Why did Reggie Bush lose his Heisman Trophy? How did the former USC star get it back?

On June 30, 2021, the NCAA ruled that its student-athletes could start earning money for the use of their name, image and likeness, opening the door for players to be paid through sponsorship deals, endorsements and more. Almost immediately, Bush lobbied to get his Heisman Trophy back as the rules he allegedly broke essentially were no longer in effect.

The Heisman Trust initially said it would only return the trophy if the NCAA reinstated Bush’s records from the 2005 season. However, after the NCAA refused, the Heisman Trust reinstated it anyway.

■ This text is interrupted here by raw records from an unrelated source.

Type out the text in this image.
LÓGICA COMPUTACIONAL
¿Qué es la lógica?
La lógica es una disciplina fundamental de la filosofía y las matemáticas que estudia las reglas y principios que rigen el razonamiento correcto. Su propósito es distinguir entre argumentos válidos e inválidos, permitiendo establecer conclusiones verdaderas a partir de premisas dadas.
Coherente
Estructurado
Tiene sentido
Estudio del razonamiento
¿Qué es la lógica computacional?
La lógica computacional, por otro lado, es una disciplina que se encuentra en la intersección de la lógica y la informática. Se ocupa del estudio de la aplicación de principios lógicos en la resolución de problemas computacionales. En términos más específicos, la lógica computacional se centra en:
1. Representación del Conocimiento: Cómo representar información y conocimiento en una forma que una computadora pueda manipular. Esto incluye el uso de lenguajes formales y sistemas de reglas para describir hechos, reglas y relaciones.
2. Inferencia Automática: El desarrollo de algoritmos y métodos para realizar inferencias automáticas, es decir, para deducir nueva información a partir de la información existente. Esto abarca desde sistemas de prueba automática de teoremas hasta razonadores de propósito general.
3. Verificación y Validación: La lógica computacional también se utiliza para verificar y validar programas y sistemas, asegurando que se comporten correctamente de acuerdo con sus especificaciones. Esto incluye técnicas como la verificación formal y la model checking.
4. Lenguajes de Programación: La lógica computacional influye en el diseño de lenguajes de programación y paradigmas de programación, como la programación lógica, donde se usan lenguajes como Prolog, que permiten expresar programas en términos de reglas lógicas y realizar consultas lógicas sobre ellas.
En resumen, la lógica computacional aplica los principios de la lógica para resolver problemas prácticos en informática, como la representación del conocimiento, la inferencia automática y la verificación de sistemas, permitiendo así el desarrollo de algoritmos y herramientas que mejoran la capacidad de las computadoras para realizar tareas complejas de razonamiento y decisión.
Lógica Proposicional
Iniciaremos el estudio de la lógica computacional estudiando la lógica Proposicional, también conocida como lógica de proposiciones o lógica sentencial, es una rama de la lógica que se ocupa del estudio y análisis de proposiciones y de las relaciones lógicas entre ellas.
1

Bush also filed a defamation lawsuit against the NCAA in August (more on that in a minute).

“Although college athletes can now receive benefits from their names, images and likenesses through activities like endorsements and appearances, NCAA rules still do not permit pay-for-play type arrangements,” an NCAA spokesperson said at the time. “The NCAA infractions process exists to promote fairness in college sports. The rules that govern fair play are voted on, agreed to and expected to be upheld by all NCAA member schools.”

Other former Heisman Trophy winners publicly lobbied for Bush to get his award back. Johnny Manziel, the 2012 winner, said he would not attend the annual ceremony until Bush was allowed back.

Michael Comerford, the president of the Heisman Trust, cited “the enormous changes in college athletics over the last several years” in a statement Wednesday announcing the reinstatement of Bush’s trophy. Bush called the decision “a personal victory” and “a validation of the tireless efforts of my supporters.”